9. September 2017

WEDDING DIARY: DIE PLANUNG - DER BEGINN

Verliebt, verlobt, verheiratet. Seit diesem Jahr dreht sich alles darum. Auch wenn für uns schon sehr schnell klar war, dass es noch mindestens ein Jahr dauern würde, bis wir uns das "Ja"-Wort geben. Welche Tag könnte da idealer sein, als der eigne Jahretag?

Über *Instagram* und in dem Beitag *Ich bin eine Soldatenfrau* habe ich schon davon erzählt, wie es ist, die nächsten Schritte zu planen und für die Zukunft zu denken. Dass das nicht immer so leicht ist, ist natürlich verständlich.

Doch es kommt noch hinzu, dass ich die erste aus meinem Freundeskreis bin, die diesen Schritt wagt. Niemand der mir mit Ratschlägen und Tipps beiseite stehen kann. Niemand, mit dem man locker seine Gedanken austauschen kann.

Und genau aus dieser Situation heraus bin ich lieber doppelt abgesichert, als unvorbereitet. 



Deswegen habe ich bereits ein Jahr zuvor mit den ersten Planungen angefangen. Aber besonders an einem solchen Tag, wo wirklich alles perfekt laufen soll, ist eine gewisse Struktur die rechtzeitig geordnet werden muss, maßgeblich für den Erfolg.

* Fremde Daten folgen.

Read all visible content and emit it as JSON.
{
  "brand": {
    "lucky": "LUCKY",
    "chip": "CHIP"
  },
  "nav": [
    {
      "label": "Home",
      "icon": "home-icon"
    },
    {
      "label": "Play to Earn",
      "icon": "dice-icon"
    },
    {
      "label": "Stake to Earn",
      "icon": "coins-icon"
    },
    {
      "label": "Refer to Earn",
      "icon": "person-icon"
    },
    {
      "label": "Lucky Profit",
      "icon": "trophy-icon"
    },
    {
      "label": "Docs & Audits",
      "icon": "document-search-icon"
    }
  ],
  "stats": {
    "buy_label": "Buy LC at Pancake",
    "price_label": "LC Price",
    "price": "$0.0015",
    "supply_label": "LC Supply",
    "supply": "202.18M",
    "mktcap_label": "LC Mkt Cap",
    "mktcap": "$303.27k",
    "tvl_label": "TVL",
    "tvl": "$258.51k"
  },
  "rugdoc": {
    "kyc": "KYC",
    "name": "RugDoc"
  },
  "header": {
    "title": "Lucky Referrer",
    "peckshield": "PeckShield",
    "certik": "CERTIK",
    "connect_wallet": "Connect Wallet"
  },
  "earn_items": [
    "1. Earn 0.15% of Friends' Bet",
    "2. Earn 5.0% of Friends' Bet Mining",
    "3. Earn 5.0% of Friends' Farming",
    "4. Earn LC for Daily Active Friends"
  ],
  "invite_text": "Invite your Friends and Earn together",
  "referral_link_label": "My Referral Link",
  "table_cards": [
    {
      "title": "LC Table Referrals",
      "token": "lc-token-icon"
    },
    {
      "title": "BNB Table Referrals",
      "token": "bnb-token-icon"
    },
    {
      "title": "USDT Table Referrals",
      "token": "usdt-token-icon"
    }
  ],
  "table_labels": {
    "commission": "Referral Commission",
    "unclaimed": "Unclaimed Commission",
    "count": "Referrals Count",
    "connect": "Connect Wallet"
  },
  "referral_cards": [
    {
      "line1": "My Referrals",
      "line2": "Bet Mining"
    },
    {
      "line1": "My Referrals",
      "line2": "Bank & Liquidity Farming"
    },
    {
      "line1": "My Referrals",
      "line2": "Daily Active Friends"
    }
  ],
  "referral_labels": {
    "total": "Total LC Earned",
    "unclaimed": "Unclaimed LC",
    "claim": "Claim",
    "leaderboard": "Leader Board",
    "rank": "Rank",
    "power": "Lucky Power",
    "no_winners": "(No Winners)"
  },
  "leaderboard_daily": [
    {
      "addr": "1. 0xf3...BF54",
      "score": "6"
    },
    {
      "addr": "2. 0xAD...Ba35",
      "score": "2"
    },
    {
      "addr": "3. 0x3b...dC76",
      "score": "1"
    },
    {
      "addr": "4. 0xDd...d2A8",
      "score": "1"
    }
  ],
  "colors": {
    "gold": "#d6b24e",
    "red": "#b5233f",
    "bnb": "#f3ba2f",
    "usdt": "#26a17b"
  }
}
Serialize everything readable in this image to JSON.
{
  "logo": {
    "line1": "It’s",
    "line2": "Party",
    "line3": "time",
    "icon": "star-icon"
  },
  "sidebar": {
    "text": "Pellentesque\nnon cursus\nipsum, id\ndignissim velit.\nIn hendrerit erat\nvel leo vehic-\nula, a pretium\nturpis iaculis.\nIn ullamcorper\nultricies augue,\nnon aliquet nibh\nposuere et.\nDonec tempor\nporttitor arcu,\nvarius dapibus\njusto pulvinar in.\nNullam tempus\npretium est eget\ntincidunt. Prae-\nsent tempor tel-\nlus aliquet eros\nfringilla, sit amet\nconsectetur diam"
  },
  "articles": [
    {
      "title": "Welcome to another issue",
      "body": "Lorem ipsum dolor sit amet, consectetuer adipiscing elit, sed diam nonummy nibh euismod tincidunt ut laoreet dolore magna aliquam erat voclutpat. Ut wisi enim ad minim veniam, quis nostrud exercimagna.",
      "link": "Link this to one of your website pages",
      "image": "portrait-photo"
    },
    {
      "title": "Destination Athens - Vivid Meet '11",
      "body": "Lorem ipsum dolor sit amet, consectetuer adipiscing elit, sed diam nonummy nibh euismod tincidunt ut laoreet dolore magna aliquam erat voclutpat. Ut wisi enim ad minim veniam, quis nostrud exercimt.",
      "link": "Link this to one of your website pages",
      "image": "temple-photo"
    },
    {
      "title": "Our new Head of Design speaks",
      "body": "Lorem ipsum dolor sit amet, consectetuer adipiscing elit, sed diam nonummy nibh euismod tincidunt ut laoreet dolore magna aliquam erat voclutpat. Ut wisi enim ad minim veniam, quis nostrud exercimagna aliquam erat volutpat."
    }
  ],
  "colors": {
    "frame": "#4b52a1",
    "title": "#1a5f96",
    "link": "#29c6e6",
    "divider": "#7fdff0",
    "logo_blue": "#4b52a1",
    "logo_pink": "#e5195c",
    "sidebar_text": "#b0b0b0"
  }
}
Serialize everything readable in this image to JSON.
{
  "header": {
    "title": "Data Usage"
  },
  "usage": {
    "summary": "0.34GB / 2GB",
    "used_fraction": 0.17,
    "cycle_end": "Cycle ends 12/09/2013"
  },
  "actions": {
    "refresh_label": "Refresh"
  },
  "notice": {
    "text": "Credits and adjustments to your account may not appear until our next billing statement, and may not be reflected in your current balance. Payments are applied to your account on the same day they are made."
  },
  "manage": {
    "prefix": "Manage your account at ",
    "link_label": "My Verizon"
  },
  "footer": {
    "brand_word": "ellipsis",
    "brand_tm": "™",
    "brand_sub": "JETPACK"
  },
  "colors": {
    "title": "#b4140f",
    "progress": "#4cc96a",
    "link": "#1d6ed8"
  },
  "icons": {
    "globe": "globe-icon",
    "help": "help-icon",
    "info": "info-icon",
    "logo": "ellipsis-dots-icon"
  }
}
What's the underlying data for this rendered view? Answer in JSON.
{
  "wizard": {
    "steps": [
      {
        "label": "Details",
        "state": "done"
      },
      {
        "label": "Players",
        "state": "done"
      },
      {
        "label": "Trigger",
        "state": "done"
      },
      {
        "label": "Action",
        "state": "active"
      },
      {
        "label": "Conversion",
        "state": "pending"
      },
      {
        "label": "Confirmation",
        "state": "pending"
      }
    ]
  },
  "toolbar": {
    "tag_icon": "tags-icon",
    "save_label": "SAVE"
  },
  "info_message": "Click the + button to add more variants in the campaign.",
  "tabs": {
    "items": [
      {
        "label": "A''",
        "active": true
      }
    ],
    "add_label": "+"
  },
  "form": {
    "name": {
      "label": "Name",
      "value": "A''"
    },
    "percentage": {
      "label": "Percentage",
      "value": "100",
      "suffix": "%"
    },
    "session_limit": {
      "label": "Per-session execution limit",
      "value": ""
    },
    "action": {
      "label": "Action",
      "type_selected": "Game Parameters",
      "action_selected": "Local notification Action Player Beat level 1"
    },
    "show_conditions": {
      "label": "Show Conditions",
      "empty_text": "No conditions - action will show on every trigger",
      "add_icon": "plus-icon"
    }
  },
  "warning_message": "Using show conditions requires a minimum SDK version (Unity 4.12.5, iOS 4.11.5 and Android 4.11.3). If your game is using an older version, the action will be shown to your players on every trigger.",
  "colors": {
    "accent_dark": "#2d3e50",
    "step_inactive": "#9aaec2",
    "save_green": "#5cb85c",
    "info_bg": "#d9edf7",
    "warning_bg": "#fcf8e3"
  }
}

Auch wenn Menschen, die sich nicht in einer solchen Situation befinden es vielleicht nicht nachvollziehen können, ist der Gedanke an meine eigene Hochzeit nahezu täglich mein Begleiter. Dementsprechend hat sich ganz von alleine der Blick dafür entwickelt, Dinge aufzuspüren, die mit dem Thema Hochzeit und Feierlichkeiten zu tun haben.


Mittlerweile habe ich schon sehr viel Dekoration angehäuft. Einladungskarten und neumodische Hochzeitsspiele haben auch schon ihren Weg zu uns gefunden. Erste Gedanken über die Hochzeitstorte haben wir uns auch schon gemacht. Zudem wissen wir, dass wir einen Fotografen und einen Oldtimer für den Tag haben wollen. Und natürlich ist es wichtig, sich bei all dem Durcheinander an unterschiedlichen Baustellen ein Preislimit zu setzen. Denn wenn ich eines schon gelernt habe, dann das es keine Grenze gibt, wenn es um das Thema Hochzeit geht. 

Natürlich kann aus derzeitiger Sicht noch nichts 
ausgereift sein. 

Viele Anhaltspunkte werden umgeworfen, Wünsche und Ideen werden nicht umsetzbar sein, einige Sachen die aktuell als schön erscheinen, werden es in ein paar Monaten nicht mehr sein und letztendlich im Sand verlaufen. Wichtig ist jedoch, dass ein Anfang gemacht wird und gemeinsam erste Vorstellungen gesammelt werden, sodass das Paar nicht die Gefahr läuft, übereilte Entscheidungen zu treffen. 

Wie seht ihr das? Bin ich zu früh dran oder kann es nie früh genug losgehen?

Kommentare:

Imogen hat gesagt…

An exciting time, looks so pretty.

Anonym hat gesagt…

Bist du ein Jahr vorher nicht schon knapp dran für eine gute Location?

Mihaela hat gesagt…

Great post! I just found your blog and I love it :) I hope you'll have an amazing week!

mfashionfreak♥blog

Katta hat gesagt…

Hallo Anonym, ich sag's mal so: Nö!

Wieso, weshalb, warum? - Erzähle ich dann in späteren Einträgen, wenn sich die Ideen gefestigt haben!